A large glass of 13% ABV wine puts a woman over the UK’s Chief Medical Officers' (CMO) low risk unit guidelines. Another small glass (125ml) will put men over the guidelines too.
If you regularly drink over these guidelines, you could be increasing your chances of developing long-term health conditions.
Checking wine's ABV (alcohol by volume) will give you a guide to how strong it is. The ABV tells you what percentage of the drink is made up of alcohol. For example, wine with 12% ABV is 12% pure alcohol. The higher the percentage, the more alcohol there is – so try opting for lower ABV wines. Do you know what an alcohol unit is? Find out here...
We often drink wine with a meal. But did you know that a large glass of wine (250ml) with 13% ABV can add 228 calories to your dinner?
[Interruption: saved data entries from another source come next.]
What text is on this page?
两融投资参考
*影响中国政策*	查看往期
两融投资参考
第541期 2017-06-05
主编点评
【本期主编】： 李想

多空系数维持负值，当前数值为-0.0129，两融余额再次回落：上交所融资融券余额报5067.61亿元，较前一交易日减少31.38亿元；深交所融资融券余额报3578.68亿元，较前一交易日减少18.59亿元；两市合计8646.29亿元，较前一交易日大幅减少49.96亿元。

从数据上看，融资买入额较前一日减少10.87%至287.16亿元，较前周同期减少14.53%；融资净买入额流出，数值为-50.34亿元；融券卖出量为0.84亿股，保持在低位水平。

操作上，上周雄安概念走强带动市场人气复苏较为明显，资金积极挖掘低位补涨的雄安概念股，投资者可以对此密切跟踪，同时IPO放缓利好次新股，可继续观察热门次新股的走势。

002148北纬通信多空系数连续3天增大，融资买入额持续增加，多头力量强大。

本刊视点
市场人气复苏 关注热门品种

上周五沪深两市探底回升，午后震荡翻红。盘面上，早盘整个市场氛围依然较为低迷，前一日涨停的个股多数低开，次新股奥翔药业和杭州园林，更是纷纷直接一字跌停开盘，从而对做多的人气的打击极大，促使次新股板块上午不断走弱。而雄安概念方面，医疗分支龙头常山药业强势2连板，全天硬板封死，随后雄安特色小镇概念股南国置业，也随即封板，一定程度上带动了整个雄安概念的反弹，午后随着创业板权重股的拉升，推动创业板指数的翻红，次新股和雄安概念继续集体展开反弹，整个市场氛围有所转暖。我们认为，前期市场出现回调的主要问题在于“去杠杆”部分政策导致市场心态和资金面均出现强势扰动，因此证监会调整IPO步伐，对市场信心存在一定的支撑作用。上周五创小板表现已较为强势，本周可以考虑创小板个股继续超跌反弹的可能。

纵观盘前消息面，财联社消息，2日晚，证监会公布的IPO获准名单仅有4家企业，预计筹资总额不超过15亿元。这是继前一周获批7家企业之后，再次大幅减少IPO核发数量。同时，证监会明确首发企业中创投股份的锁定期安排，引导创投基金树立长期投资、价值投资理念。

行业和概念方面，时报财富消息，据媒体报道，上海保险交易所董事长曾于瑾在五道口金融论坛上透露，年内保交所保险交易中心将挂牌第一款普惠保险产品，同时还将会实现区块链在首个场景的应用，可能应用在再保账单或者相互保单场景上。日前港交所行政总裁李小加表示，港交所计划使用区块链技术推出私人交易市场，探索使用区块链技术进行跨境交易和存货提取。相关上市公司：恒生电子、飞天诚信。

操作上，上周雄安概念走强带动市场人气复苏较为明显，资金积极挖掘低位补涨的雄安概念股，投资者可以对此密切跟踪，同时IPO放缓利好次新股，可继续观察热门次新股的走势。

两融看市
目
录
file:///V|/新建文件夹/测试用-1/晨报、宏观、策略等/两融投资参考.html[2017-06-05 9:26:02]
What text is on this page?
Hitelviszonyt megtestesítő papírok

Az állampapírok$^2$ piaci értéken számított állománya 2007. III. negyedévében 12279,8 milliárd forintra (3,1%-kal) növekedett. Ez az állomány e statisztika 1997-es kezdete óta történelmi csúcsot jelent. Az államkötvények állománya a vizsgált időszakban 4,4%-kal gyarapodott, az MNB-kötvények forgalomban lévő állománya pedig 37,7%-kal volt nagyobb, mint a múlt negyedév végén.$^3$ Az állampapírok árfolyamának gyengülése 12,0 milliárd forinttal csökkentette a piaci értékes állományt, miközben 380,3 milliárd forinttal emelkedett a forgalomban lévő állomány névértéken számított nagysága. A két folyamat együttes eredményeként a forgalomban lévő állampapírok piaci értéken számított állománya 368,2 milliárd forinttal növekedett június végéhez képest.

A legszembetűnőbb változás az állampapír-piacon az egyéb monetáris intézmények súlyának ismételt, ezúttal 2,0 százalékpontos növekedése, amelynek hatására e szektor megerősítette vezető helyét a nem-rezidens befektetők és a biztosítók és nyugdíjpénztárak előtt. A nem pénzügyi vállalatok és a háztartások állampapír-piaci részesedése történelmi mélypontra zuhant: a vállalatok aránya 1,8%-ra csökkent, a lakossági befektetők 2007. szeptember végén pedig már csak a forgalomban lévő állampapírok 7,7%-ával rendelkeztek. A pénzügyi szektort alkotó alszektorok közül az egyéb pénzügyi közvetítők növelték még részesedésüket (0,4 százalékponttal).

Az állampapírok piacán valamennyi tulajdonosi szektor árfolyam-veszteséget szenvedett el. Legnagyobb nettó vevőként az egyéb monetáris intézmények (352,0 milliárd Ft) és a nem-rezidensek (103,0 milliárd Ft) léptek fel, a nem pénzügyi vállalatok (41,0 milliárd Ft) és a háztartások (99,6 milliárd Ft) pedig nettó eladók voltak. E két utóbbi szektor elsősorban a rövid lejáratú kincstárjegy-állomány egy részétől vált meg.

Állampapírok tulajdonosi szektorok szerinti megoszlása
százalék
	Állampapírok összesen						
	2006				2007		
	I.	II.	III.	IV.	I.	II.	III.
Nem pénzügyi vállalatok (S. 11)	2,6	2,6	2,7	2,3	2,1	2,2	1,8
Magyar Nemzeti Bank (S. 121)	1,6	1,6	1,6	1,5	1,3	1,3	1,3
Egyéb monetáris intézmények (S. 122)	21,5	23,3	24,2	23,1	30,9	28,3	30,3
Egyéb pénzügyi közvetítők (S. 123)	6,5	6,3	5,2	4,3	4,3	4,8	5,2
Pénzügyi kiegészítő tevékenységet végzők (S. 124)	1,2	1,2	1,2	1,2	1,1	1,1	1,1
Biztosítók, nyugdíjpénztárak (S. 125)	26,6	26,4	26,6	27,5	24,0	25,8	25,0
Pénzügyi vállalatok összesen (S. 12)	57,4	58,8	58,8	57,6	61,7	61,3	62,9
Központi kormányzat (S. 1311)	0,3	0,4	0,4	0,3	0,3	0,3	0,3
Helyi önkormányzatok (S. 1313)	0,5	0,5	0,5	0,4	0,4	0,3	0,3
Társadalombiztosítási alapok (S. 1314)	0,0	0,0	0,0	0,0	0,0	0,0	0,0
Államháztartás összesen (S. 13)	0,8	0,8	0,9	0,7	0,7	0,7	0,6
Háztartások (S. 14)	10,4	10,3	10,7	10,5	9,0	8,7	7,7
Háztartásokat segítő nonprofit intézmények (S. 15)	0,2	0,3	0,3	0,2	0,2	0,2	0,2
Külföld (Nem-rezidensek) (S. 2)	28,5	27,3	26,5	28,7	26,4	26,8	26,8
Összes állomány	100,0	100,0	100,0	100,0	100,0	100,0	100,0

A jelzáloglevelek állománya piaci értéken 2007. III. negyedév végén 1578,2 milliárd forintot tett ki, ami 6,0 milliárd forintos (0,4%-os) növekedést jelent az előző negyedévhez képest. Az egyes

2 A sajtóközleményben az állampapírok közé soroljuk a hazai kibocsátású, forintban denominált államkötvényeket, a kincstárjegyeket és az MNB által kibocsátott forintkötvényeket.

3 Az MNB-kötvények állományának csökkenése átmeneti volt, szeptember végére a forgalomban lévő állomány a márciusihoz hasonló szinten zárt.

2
That’s similar to an ice cream or two fish fingers.
A standard glass of red or white wine (175ml) with 13% ABV could also contain up to 160 calories, similar to a slice of Madeira cake. Often when sharing wine, we assume we’re drinking less calories but a bottle of 13% ABV wine shared between two could mean you are consuming 340 calories each, that’s the equivalent of a chocolate croissant each.
Find out how many calories you're consuming with our Unit and Calorie Calculator and take look at our top tips on how to use up leftover wine once you’ve opened the bottle.
Just one large glass of wine can put you over the low risk unit guidelines. To stay on track, try these top tips:
1. Mind your measures If you're used to drinking large glasses of wine, swap those cavernous 250ml wine glasses for 125ml ones – in the pub and at home. Remember to check the volume too. Wines with higher ABV have more alcohol.
2. Tackle your triggers If you always have a glass of wine to celebrate a good day at work, or commiserate a bad one, try doing something else instead. An alcohol-free dinner out makes a feel-good treat, while a gym session is a great way to relieve stress
3. Give alcohol-free days a go If you drink regularly, your body starts to build up a tolerance to alcohol. Many medical experts recommend taking regular days off from drinking to ensure you don't become addicted to alcohol. Test out having a break for yourself and see what positive results you notice
4. Treat yourself Trade up to a special bottle of wine that's expensive enough to encourage you to savour it over a few days, rather than down it all in one night. This way, you'll space out the units you're consuming.
5. Track your drinking over time If you choose to drink, recording exactly what you’ve drunk during the week will tell you whether you're keeping within the unit guidelines. Our free Drinkaware: Track and Calculate Units app is perfect for tracking your drinks when you’re out and about.